Sul ghiaccio sottile dell’adolescenza, Kyōji scoprirà che l’equilibrio è un’illusione e la felicità una sfida che richiede tutto il suo coraggio.
Il giovane Kyōji tiene le emozioni dentro, trattenute, senza lasciare entrare nessuno tantomeno l'ingombrante Tomoya. La sua è una strategia di difesa perché Se non dai a vedere che qualcosa ti ha colpito allora non ti ha davvvero colpito. Kyōji ha saputo costruire intorno a se una corazza fatta di sagacia e di un’ironia sottile e raffinata.
L'altrettanto giovane Tomoya occupa invece lo spazio esterno con la sua presenza, senza arroganza. Determinato, brillante e creativo, tende verso le stelle perché vuole tutto con un’avidità leale. Desidera con una costanza che travalica ogni opposizione, entrare nel mondo di Kyōji. Il suo è un movimento opposto ma complementare: non contenere, ma raggiungere; non difendersi, ma esporsi.
Se Kyōji ha sempre una replica pronta, Tomoya risponde con un’azione. Sono diversi nel modo di affrontare la vita e l’amore, e proprio in questa differenza si incontrano, non annullandosi ma mettendosi in discussione.
Nei dialoghi tra i due c'è un lessico privato ed intimo prezioso, fragile, contradditorio e inquieto, come è l'adolescenza, questo dover crescere, con un corpo che cambia e spinge per cedere alle propri inclinazioni, con un'anima in balia delle emozioni, dell'amore.
Ho amato le parole sagaci di Kyōji tanto quanto la determinazione attenta di Tomoya.
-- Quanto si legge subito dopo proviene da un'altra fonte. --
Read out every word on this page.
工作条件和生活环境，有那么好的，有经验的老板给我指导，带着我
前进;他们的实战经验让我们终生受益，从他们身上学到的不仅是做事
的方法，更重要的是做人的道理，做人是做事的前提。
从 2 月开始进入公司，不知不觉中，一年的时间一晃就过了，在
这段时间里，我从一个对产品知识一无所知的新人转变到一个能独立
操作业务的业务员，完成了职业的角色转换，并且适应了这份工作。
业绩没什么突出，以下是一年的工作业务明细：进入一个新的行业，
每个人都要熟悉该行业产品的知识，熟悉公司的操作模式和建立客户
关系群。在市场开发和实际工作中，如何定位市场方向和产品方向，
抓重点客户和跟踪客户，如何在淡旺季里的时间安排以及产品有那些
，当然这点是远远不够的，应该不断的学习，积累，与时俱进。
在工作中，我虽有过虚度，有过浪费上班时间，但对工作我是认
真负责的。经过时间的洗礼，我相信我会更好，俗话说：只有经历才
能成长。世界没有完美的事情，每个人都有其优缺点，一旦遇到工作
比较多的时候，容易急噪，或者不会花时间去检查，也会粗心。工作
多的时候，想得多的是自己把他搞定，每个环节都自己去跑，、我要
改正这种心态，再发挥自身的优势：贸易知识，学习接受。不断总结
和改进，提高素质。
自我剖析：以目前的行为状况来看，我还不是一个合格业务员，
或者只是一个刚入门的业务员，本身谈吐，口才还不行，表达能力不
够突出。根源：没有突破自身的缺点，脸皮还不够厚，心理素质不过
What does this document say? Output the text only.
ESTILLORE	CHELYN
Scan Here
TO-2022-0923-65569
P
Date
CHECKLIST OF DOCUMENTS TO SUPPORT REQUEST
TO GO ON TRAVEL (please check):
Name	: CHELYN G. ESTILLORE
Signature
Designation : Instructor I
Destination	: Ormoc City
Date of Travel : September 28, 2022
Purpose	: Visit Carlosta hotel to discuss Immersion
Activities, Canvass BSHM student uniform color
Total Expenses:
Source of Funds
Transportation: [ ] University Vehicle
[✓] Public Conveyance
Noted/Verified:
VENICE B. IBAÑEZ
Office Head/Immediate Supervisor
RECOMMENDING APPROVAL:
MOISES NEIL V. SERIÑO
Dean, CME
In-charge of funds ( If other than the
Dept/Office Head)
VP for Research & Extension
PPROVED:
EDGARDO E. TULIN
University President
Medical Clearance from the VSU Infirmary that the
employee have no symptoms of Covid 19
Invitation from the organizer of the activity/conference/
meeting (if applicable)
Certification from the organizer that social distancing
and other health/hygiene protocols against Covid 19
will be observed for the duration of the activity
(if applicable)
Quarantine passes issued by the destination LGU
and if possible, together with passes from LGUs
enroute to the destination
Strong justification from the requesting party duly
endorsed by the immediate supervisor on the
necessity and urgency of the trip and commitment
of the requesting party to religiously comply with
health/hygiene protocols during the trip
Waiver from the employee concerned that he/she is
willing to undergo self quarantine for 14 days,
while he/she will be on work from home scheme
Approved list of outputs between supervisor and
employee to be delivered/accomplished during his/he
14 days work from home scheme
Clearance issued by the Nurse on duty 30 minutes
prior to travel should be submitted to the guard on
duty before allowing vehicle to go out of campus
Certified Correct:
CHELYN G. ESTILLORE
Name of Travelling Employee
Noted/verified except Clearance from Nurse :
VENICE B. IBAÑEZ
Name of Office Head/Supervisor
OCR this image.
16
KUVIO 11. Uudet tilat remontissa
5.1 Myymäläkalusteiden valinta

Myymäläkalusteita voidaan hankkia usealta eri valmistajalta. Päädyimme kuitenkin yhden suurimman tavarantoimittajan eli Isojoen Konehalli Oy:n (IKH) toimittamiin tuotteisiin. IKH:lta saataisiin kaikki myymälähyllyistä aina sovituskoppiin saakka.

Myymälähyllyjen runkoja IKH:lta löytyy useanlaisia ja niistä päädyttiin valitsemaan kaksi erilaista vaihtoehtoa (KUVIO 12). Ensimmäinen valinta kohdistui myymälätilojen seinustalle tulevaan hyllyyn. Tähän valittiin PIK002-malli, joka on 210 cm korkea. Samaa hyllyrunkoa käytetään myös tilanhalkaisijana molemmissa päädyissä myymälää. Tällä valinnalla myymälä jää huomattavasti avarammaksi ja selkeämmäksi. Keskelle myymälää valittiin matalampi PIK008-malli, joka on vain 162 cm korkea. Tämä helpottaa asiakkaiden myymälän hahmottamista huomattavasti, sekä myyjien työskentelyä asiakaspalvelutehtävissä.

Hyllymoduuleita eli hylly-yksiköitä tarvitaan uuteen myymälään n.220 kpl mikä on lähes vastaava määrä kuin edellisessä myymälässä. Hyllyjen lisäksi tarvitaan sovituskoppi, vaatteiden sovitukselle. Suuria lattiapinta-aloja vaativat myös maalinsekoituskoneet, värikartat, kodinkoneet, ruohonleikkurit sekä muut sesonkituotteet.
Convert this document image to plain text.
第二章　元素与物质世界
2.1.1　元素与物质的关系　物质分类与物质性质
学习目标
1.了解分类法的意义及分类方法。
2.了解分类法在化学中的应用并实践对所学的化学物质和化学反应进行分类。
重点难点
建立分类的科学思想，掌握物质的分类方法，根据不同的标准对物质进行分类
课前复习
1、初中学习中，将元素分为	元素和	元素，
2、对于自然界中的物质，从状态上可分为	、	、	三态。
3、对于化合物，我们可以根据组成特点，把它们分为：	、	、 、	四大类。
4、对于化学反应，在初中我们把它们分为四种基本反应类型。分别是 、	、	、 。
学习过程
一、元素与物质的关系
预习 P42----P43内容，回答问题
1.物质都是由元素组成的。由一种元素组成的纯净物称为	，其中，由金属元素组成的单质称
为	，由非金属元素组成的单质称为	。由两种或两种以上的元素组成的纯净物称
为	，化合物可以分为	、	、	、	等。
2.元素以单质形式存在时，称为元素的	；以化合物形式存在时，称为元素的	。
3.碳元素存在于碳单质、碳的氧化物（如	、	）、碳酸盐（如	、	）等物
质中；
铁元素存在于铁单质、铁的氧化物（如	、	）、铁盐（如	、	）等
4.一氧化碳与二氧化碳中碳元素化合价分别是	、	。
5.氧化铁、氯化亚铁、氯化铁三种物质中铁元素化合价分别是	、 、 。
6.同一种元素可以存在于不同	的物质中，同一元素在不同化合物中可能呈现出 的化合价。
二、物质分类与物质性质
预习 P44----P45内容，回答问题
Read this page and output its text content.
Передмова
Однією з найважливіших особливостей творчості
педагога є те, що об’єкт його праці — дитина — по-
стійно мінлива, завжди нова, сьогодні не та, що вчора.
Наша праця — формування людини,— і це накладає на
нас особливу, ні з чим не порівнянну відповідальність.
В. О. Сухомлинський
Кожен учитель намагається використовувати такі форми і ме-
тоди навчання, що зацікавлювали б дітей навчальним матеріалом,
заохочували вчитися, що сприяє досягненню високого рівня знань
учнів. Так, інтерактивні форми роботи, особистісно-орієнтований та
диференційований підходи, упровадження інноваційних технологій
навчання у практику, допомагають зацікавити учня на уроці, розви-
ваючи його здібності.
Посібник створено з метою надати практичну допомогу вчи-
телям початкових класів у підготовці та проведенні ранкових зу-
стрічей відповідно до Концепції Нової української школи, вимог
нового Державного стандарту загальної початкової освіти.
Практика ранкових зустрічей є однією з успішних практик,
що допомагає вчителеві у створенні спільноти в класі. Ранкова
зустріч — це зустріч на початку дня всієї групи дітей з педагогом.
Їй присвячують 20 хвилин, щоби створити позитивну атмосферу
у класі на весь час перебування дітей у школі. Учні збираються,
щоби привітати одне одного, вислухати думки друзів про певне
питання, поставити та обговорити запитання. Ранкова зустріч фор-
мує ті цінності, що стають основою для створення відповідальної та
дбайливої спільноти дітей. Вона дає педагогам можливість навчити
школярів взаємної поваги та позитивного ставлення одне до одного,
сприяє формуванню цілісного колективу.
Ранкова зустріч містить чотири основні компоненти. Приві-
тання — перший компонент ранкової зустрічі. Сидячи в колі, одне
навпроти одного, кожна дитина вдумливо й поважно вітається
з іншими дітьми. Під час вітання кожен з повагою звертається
Ed ho amato gli altri comprimari, primi fra tutti il nonno e Akabane, così come mi sono divertita a leggere le chat di gruppo di Tomoya e Kioji con i rispettivi amici.
Ed è l'amore che scardinerà ogni logica, rendendo prezioso ciò che si ama agli occhi di chi ama e, di riflesso, anche agli occhi di chi quell’amore lo osserva.
In Una stella nel ghiaccio di Eva Milani, la preziosità si rivela lentamente, nelle pieghe dei silenzi, negli sguardi trattenuti, nelle parole non dette o dette al contrario, o dette così chiaramente da essere ingombranti.
L’autrice rende prezioso anche chi legge, grazie all'attenzione dedicata all'edizione e alle ricche pagine in cui spiega la linea del tempo o alcuni usi della lingua giapponese. Ci rende partecipi attraverso una scrittura delicata e un lessico ricco, mai verboso.
Dove vuoi stare dentro o fuori?
Chiede Tomoya a Kioji. Un invito a sceglire in un momento delicato come è quello dell'adolescenza. I protagonisti impareranno, ognuno a modo suo, che le cose preziose hanno bisogno di tempo, come ne ha bidogno Kioji, di cura e costanza, come sa fare Tomoya, per poter essere scelte.